La contre-offensive médiatique du régime



Jacaranda

C’est un régime décidé à ne pas céder un pouce sur le terrain de la communication auquel  le monde de la presse est confronté depuis plusieurs semaines. Les journalistes et les patrons de presse ne veulent cependant pas abandonner le combat qu’ils mènent pour la liberté d’expression. Ils continuent à sensibiliser l’opinion en expliquant la manière dont le code de la communication a été remanié et ils ne désespèrent pas de convaincre le pouvoir à un véritable dialogue sur ce sujet. Malgré le vote de la loi sans aucune opposition à l’Assemblée nationale, ils ne baissent pas les bras. Ils s’adressent directement au président de la République par le biais d’une lettre ouverte qu’ils ont  publiée dans  les journaux. Les quotidiens qui soutiennent le chef de l’Etat ne se privent cependant pas de parler de récupération politique du mouvement au vu de certaines déclarations faites par certains de ses membres. Ces assertions ont amené une partie du monde de la presse à recentrer le débat sur le code de la communication. Le président Hery Rajaonarimampianina qui se trouve à la moitié de son mandat fait tout pour redorer son blason auprès de la population et on prête à ses conseillers en communication l’intention de faire grande campagne pour valoriser son action durant ces trois ans à la tête de l’Etat. La population elle, semble indifférente à ce débat mené sur la liberté de la presse, préférant se focaliser sur la lutte pour la survie qu’elle mène quotidiennement.

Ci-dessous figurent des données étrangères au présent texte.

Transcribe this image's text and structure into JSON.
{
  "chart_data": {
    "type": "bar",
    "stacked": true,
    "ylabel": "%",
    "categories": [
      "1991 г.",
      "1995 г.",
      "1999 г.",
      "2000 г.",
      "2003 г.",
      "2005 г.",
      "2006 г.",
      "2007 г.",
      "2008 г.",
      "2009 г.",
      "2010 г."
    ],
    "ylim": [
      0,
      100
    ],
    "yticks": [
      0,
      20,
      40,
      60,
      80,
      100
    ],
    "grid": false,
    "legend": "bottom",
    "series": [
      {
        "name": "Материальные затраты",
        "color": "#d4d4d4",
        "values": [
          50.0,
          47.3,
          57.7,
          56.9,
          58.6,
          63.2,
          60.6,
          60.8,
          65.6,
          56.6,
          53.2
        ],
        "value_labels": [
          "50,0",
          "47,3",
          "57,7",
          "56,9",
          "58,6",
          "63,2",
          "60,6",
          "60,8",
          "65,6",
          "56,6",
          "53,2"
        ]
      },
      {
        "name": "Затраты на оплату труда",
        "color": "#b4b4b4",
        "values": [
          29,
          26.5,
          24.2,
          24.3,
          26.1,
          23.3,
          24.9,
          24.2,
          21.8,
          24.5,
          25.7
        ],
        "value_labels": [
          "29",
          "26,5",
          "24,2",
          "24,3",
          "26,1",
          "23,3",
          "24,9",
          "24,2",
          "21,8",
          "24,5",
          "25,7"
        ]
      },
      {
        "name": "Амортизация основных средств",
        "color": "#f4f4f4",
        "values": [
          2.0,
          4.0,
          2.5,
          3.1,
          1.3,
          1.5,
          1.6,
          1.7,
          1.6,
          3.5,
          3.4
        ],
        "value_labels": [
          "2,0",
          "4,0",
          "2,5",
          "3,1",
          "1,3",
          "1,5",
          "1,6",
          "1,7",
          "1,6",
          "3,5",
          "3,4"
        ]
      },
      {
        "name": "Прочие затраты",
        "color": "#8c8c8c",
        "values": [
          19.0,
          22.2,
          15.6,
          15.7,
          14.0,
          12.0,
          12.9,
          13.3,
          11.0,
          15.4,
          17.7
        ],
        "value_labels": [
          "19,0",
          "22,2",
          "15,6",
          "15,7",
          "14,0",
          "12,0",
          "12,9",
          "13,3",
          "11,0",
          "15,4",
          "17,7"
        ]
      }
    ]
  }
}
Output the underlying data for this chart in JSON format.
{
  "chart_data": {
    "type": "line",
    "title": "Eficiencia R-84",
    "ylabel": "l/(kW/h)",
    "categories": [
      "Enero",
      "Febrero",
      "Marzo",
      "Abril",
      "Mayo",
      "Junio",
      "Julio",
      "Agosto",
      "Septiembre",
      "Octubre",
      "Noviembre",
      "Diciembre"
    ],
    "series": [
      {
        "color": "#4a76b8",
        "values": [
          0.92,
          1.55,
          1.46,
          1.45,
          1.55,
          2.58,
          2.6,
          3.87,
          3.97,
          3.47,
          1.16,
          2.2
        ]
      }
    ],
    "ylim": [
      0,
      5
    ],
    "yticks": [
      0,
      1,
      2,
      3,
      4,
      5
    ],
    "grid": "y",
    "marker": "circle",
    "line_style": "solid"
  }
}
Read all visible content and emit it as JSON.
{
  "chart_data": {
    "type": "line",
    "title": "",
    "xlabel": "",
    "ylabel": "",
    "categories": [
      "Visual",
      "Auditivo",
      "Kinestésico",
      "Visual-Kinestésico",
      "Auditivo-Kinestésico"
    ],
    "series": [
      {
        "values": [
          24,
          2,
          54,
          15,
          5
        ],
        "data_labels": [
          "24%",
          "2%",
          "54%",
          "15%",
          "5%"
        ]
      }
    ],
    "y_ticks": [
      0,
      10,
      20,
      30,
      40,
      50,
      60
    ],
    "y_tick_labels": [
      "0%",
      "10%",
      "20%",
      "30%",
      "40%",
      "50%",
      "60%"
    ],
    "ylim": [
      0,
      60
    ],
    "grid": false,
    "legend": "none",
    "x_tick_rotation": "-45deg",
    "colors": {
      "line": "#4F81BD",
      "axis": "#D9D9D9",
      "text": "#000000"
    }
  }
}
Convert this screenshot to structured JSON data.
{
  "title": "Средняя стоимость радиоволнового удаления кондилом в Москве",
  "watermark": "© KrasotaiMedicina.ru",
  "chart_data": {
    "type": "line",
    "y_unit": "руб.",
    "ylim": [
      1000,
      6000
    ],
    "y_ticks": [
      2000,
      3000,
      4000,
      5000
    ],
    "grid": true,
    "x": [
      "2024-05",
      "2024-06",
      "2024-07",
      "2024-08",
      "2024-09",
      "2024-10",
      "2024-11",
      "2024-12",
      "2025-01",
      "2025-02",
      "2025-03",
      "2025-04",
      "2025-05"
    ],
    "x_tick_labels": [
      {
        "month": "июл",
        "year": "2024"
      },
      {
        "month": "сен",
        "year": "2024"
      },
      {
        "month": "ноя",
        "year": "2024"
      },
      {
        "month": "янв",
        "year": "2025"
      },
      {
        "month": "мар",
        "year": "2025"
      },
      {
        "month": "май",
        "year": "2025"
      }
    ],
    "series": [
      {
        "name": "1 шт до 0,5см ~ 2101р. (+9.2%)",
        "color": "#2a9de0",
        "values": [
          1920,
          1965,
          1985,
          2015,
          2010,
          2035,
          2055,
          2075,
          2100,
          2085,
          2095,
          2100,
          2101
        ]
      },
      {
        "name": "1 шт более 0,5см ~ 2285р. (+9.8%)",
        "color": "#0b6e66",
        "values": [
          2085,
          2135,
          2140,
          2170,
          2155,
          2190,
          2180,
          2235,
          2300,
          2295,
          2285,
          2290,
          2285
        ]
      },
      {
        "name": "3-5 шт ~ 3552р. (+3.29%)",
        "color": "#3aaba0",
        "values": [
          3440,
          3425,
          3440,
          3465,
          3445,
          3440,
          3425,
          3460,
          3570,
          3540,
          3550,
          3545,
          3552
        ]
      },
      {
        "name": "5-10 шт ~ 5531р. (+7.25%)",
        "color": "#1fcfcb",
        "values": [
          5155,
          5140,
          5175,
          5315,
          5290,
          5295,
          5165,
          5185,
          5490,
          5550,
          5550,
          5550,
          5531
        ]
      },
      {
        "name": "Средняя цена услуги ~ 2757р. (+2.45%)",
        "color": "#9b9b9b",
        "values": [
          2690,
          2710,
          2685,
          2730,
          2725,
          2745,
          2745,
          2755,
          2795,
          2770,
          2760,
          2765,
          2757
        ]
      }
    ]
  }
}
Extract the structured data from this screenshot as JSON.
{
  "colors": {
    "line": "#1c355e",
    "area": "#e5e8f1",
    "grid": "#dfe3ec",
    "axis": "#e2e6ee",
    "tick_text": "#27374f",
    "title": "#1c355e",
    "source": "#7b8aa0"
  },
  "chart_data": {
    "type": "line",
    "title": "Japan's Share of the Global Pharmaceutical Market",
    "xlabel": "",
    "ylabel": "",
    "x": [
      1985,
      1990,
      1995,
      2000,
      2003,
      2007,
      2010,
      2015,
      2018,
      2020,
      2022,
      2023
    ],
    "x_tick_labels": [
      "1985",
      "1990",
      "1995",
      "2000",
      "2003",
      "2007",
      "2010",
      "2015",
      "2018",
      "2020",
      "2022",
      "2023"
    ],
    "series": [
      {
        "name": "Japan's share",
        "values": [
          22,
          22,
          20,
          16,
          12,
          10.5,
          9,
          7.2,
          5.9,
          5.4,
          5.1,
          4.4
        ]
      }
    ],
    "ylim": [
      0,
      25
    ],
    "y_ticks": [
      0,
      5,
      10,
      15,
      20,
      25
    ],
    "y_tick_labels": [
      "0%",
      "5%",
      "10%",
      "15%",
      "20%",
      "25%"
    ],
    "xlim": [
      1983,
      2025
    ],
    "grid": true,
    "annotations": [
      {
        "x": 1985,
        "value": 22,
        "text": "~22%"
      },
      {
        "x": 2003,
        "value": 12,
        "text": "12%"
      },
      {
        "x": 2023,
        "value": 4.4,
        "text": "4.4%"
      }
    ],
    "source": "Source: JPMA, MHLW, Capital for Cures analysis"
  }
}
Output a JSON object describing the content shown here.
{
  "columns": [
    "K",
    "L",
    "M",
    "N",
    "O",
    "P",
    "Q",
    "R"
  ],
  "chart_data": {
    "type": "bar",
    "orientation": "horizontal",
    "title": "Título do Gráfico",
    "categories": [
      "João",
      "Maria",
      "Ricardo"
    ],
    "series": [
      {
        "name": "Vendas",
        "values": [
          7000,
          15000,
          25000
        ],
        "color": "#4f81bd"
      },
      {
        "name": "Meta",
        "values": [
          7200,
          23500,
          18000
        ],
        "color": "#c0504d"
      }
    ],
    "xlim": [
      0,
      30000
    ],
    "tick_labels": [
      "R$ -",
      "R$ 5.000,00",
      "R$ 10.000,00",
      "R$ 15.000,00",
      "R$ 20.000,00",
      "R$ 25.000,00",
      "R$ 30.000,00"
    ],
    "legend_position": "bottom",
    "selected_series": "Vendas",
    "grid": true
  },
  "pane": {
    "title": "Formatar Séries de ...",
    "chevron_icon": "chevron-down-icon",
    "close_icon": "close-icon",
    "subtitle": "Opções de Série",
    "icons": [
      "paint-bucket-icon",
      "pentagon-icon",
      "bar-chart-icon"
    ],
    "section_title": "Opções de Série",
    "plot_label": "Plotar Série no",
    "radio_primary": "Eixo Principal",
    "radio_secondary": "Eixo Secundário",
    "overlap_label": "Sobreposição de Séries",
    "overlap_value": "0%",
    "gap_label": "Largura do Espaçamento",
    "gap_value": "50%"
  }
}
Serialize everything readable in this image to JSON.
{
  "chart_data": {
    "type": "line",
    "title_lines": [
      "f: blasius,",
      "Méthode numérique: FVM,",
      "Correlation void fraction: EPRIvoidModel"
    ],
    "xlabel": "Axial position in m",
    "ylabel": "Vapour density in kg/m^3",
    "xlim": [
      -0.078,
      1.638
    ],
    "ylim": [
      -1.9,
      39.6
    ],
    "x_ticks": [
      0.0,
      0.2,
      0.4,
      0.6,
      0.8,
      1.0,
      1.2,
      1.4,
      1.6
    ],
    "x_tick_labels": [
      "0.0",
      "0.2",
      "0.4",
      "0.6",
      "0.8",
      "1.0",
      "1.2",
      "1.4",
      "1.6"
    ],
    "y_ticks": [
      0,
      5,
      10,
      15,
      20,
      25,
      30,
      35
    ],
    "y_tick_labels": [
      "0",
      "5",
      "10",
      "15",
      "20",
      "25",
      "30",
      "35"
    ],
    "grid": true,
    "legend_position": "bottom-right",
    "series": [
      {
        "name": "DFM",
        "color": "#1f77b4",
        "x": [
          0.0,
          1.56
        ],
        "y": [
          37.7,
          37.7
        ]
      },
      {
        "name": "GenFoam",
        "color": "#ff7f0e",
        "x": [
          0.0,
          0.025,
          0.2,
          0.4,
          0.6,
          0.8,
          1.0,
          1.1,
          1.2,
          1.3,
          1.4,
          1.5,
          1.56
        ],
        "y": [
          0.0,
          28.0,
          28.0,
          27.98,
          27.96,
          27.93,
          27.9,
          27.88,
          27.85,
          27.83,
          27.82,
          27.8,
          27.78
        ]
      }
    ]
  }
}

La France, une semaine après l’attentat de Nice. Le monde politique français n’en finit pas de se déchirer après cet attentat qui a fait 84 morts et un peu plus de 200 blessés. Les ténors de la droite n’ont pas épargné le gouvernement de leurs critiques, accusant le premier ministre et le ministre de l’Intérieur de négligence dans ce drame. Les huées et les sifflets qui ont accueilli Emmanuel Valls lors de la cérémonie de recueillement à Nice ont fait volé en éclats cet esprit d’unité instauré par la communauté en général. La prolongation de l’état d’urgence de six mois a été votée à une écrasante majorité à l’Assemblée nationale, mais le débat qui l’a précédé fut particulièrement houleux, les députés de droite et de gauche se lançant mutuellement des invectives. Chaque camp avait déjà en tête la campagne pour l’élection présidentielle de 2018. L’enquête sur  cet attentat terroriste avance à grands pas et les détails sur les agissements de Mohamed Lahouaieg Bouel sont maintenant livrés à la presse. La revendication par DAECH de cet acte a un réel fondement car le projet qui impliquait cinq personnes a été profondément mûri. La France est maintenant entrée dans une ère où le terrorisme reste une menace pendante. Chacun doit maintenant vivre avec l’idée de voir se produire à tout moment un nouvel attentat. Les spécialistes affirment qu’il y en aura encore d’autres.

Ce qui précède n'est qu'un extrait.